So, after some discussion about religion the other night,
media_res told me I should read
The Republic of Heaven. So I did.
I got to about this line: "And one of the most deadly and oppressive consequences of the death of God is this sense of meaningless or alienation that so many of us have felt in the past century or so." At this point, I had a few lightbulbs go off, and I was definitely interested. I'd never thought of the death of God in this way, as something that affected how I felt about the world, or really in any context outside of Nietzsche. It occurred to me at this point that this is what's happened to me over the last few years. The trouble has been that God didn't die instantly in a tragic accident; he's been slowly dying for years now, and letting go has been really hard because without God, I have been at a complete loss as to how I should connect with the world.

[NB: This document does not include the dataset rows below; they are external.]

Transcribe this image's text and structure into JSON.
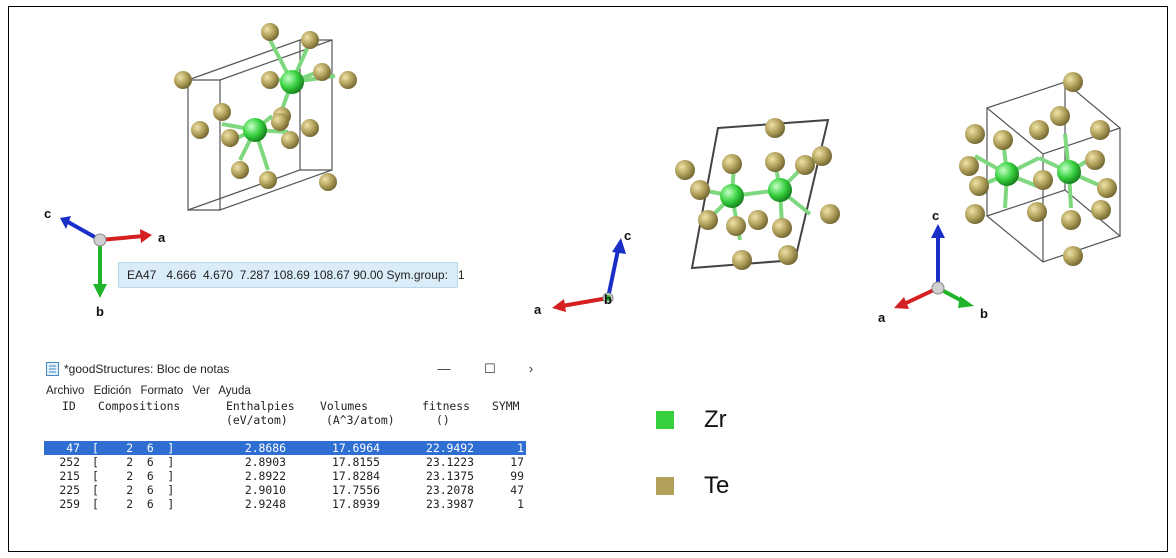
{
  "colors": {
    "zr": "#37d13f",
    "te": "#b0a05a",
    "cell_edge": "#555555",
    "axis_a": "#d42020",
    "axis_b": "#22b42a",
    "axis_c": "#1a2ec8"
  },
  "axes_triad": {
    "a": "a",
    "b": "b",
    "c": "c"
  },
  "info_bar": {
    "text": "EA47   4.666  4.670  7.287 108.69 108.67 90.00 Sym.group:   1"
  },
  "notepad": {
    "title": "*goodStructures: Bloc de notas",
    "window_buttons": [
      "—",
      "☐",
      "›"
    ],
    "menu": [
      "Archivo",
      "Edición",
      "Formato",
      "Ver",
      "Ayuda"
    ],
    "headers": {
      "id": "ID",
      "compositions": "Compositions",
      "enthalpies": "Enthalpies",
      "enthalpies_unit": "(eV/atom)",
      "volumes": "Volumes",
      "volumes_unit": "(A^3/atom)",
      "fitness": "fitness",
      "fitness_unit": "()",
      "symm": "SYMM"
    },
    "rows": [
      {
        "id": "47",
        "comp": "[    2  6  ]",
        "enthalpy": "2.8686",
        "volume": "17.6964",
        "fitness": "22.9492",
        "symm": "1",
        "selected": true
      },
      {
        "id": "252",
        "comp": "[    2  6  ]",
        "enthalpy": "2.8903",
        "volume": "17.8155",
        "fitness": "23.1223",
        "symm": "17",
        "selected": false
      },
      {
        "id": "215",
        "comp": "[    2  6  ]",
        "enthalpy": "2.8922",
        "volume": "17.8284",
        "fitness": "23.1375",
        "symm": "99",
        "selected": false
      },
      {
        "id": "225",
        "comp": "[    2  6  ]",
        "enthalpy": "2.9010",
        "volume": "17.7556",
        "fitness": "23.2078",
        "symm": "47",
        "selected": false
      },
      {
        "id": "259",
        "comp": "[    2  6  ]",
        "enthalpy": "2.9248",
        "volume": "17.8939",
        "fitness": "23.3987",
        "symm": "1",
        "selected": false
      }
    ]
  },
  "legend": [
    {
      "label": "Zr",
      "color": "#37d13f"
    },
    {
      "label": "Te",
      "color": "#b0a05a"
    }
  ]
}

This quote's here because it's good writing advice: "In the republic, stockings work differently. They're real stockings; they sometimes have holes in them. That little white hole beside her ankle is one of the things that make Victoria "quite plain, but unearthly beautiful"; and of course Paul can't give too much attention to her stockings, and her shoes, and her coat, and everything about her. She is real, and he is in love. "
This might be one of the better expressed reasons that fantasy is troubling, especially in its excessive popularity these days, and why
tricolora makes me so ridiculously happy: "As Goldthwaite points out, such fantasy is both escapist and solipsistic: seeking to flee the complexities and compromises of the real world for somewhere nobler altogether, lit by a light that never was on sea or land, it inevitably finds itself enclosed in a mental space that is smaller, barer, and poorer than reality, because it's sustained by an imagination that strains against the world instead of working with it, refusing and not accepting."
These two just rocked my socks: "In the republic, we're connected in a moral way to one another, to other human beings. We have responsibilities to them, and they to us. We're not isolated units of self-interest in a world where there is no such thing as society; we cannot live so."
&
"[The Republic of Heaven] enables us to see this real world, our world, as a place of infinite delight, so intensely beautiful and intoxicating that if we saw it clearly then we would want nothing more, ever."
Anyway, thanks Emma. :) That was awesome!